Ей стало страшно при мысли, что вдруг этот разговор где-то кем-то записывается на невидимую ей пленку?
— Егор, только не гоните, осторожнее!
— Не беспокойся, Лежнев справится, он молодец. Мы скоро приедем.
— Вы где сейчас?
— Темно. Я не слежу. Мост проехали? — Это он у водителя. — Люба, мы уже за мостом. Не волнуйся, дорогая, лежи. Минут через двадцать буду дома. Ты говори со мной.
— Егор, я не волнуюсь, — ответила она и представила: мост… за мостом три километра… дерево, поворот и бульдозер… Конец.
— Егор! — Ей захотелось сказать человеку что-то приятное, перед тем как они расстанутся навек. — Спасибо тебе за все. Я хочу тебе сказать, что… я тебя очень люблю. У нас все будет хорошо.
Время тянулось ужасно медленно, так что вдруг ей показалось: Леже передумал — не сегодня, это репетиция! И на мгновение у нее отлегло от сердца.
— Я тебя жду. Ты только не волнуйся, мне кажется, мне уже лучше…
Она говорила, говорила, пока не поняла, что говорит с пустотой.
— Алло? — тихо переспросила она и отключила свой мобильный.
Все было кончено. Она суеверно покосилась на часы. Было четверть одиннадцатого.
Алена прибежала минут через десять. Из-под юбки, одетой прямо на ночную сорочку, на пядь торчали розовые кружева, — домработница была в постели, когда Люба ей позвонила.

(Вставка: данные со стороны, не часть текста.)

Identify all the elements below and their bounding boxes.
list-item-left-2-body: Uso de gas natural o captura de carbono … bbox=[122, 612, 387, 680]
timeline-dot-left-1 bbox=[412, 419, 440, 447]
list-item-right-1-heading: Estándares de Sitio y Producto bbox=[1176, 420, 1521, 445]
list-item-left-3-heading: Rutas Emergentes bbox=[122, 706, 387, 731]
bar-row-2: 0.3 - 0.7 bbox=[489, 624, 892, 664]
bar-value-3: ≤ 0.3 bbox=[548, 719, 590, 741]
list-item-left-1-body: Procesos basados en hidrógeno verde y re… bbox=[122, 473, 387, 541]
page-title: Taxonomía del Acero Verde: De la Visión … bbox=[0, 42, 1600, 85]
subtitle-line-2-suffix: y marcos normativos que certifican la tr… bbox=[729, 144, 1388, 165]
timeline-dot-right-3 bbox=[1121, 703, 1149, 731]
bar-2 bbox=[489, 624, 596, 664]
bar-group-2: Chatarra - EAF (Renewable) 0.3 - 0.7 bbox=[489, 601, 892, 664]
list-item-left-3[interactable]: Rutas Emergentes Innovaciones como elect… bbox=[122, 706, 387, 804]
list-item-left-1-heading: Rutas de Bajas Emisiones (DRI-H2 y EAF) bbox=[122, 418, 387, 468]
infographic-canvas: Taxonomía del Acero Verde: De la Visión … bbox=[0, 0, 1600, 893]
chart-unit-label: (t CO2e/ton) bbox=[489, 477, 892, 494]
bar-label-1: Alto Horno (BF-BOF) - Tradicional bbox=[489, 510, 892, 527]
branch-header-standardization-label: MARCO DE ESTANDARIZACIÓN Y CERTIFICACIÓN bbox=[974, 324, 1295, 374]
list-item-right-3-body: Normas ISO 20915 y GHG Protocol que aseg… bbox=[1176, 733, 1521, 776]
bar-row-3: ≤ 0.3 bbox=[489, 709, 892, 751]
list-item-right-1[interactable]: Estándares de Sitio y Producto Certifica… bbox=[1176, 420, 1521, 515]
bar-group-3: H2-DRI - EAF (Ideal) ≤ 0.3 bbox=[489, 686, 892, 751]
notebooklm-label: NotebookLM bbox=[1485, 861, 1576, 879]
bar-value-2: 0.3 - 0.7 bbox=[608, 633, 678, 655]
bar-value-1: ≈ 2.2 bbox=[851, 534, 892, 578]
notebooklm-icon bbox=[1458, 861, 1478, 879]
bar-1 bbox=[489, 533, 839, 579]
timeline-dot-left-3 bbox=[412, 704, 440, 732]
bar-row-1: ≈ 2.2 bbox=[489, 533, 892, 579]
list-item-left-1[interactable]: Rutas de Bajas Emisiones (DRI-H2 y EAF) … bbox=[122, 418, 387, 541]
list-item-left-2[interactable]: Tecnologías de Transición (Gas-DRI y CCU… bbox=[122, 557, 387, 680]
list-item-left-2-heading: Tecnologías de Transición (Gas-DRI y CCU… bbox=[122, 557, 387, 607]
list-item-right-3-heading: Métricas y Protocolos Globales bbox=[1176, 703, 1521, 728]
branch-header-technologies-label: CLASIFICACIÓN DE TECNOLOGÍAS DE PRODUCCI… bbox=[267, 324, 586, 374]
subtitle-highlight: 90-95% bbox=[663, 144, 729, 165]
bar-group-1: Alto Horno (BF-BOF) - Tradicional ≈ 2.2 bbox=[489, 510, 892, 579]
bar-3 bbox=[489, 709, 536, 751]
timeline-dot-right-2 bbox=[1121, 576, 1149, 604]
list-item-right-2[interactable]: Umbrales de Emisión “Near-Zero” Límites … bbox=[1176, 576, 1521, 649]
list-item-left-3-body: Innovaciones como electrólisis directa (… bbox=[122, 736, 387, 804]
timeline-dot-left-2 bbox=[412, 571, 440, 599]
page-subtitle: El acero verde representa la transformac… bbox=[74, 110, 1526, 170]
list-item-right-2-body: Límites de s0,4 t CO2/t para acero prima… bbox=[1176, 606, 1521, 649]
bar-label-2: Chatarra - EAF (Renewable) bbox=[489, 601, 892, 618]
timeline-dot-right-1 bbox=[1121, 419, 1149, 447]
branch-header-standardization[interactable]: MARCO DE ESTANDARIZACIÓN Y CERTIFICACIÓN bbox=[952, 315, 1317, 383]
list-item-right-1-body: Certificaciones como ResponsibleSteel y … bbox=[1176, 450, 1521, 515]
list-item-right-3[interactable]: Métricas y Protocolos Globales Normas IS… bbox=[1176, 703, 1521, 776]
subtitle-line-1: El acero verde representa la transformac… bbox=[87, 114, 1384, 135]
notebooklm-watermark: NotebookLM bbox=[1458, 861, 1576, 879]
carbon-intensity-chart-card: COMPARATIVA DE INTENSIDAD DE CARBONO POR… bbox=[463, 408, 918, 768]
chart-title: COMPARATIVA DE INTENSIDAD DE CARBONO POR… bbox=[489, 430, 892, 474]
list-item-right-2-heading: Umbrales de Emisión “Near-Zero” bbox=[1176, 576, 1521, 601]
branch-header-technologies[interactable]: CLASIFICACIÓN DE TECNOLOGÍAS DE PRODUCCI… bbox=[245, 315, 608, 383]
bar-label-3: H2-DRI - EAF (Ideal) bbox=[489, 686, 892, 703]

Алене было за пятьдесят. До пенсии она работала учительницей. Отпечаток профессии лежал на ней несмываемым клеймом: Алена категорически не умела говорить тихим голосом, признавать свою неправоту и одеваться как нормальные люди. Особенно смешила Любу одна ее шляпа — лет десять назад Алена связала ее на спицах из зеленого мохера. Шляпа привела бы в восторг ростомана с Ямайки, но в пределах Жуковки вызывала истеричный лай собак. Недостатков в домработнице было гораздо больше, а достоинств всего два, зато они сверкали, как бриллианты чистейшей воды: Алена не крала и не разносила сплетен. До знакомства с Завальнюками она вела хозяйство в других богатых семьях Жуковки, но, как Люба ни пыталась вытянуть из нее подробности жизни соседей, Алена отделывалась шутливыми жалобами на склероз.
Домработница примчалась в туфлях на босу ногу, из-под платья торчали воланы ночной рубашки в мелкий цветочек. Она уложила Любу в постель, приготовила липовый отвар, прибрала на кухне. Потом они поговорили о мужьях, о детях, об особенностях женского организма и о том, что сейчас вся природа отравлена: пьешь всякую гадость, ешь неизвестно что — и потому болеешь. Время от времени Люба посматривала на часы и взволнованным голосом восклицала: «Не понимаю, почему они так задерживаются?» Ее неподдельная тревога передалась Алене. Она тоже стала поминутно посматривать на часы и выглядывать в окна.